- Thirty-nine percent of restaurants were unable to cover their rent payment for the month of June, according to a report from Alignable.
- This data marks an improvement from May's report, which showed that 49% of restaurant owners could not cover rent and a big jump from December, in which 61% couldn't pay rent. However, the number of businesses unable to pay rent in June increased in New York, Virginia, Arizona, North Carolina and Florida.
- Ongoing rent problems are exasperated by lack of revenue and traffic, as well as labor shortages and inflation, the research revealed. Fifty-five percent of small business owners say they can't fill necessary positions, marking a 5% increase from May.
Staffing shortages have caused restaurants to pull back on operating hours and reallocate funds to pay employees more than pre-pandemic levels, which is squeezing general and administrative expenses. Fifty-one percent of business owners said they're paying employees more than they did during COVID-19, according to Alignable's May rent report. Even with pay increases, restaurants continue to struggle filling positions.
Although foodservice and drinking establishments gained 186,000 jobs in May, according to the U.S. Bureau of Labor Statistics, restaurants are still 1.5 million — or 12% — below pre-pandemic employment levels. This is a particular challenge as the industry is showing strong signs of sales recovery. Yelp, for example, recorded its largest number of seated diners ever in May, surpassing pre-pandemic highs, while industry sales are just 2% below February 2020 levels.
The Alignable report shows that 71% of restaurant owners believe withholding the extra $300 unemployment benefit, as 25 states have already done, will correct labor shortages and likely expedite recovery.
Further, supply and inventory shortages are inflating operational costs. The cost of pepperoni, for example, has increased by 60% since April, while Starbucks has been short on offerings like oat milk, breakfast sandwiches and lemonade. Higher costs could also be deterring some customers. According to the Alignable report, 48% of small businesses said over half of their customers haven't returned.

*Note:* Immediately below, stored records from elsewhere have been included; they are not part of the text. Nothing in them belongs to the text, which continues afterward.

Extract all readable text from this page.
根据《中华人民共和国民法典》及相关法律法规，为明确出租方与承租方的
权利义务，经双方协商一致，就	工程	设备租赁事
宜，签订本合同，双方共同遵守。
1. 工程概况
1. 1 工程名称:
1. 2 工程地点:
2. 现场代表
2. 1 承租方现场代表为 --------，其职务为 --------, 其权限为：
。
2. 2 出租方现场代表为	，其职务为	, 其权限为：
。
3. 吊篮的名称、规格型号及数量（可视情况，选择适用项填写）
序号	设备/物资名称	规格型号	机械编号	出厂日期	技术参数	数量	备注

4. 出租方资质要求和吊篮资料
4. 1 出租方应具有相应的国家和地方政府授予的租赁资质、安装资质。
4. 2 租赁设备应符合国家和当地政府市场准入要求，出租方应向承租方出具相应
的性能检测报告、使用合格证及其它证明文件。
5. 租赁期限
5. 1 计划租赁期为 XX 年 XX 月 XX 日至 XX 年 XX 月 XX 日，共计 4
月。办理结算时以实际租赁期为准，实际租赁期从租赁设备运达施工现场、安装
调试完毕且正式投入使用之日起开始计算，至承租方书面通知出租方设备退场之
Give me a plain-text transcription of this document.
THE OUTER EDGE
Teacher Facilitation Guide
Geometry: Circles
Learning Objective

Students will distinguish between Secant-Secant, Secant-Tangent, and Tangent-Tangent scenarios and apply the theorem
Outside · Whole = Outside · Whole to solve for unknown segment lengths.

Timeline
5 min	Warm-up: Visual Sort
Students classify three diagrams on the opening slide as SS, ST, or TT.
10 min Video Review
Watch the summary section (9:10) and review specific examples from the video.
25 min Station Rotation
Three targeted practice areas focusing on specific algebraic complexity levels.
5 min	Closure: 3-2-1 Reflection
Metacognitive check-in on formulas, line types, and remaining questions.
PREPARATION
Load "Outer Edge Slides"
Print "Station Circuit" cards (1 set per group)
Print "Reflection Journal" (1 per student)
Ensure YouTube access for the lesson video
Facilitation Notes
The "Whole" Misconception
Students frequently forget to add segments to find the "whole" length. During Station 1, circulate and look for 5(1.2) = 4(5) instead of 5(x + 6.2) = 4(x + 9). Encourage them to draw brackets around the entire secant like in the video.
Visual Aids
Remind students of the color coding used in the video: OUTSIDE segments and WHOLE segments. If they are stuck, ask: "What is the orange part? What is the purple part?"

Although restrictions are lifting and sales are returning, the labor and inflation pressures are hindering much of that progress. It also illustrates that relief funds dedicated to kick-starting the restaurant industry, including the Paycheck Protection Program and the Restaurant Revitalization Fund, have only gone so far, which is why the National Restaurant Association has encouraged states to establish their own restaurant grant funds. Landlords aren't likely to let restaurants keep kicking rent payments down the road after more than a year of doing so, and the industry could see more closures than it already has, even as the economy opens up.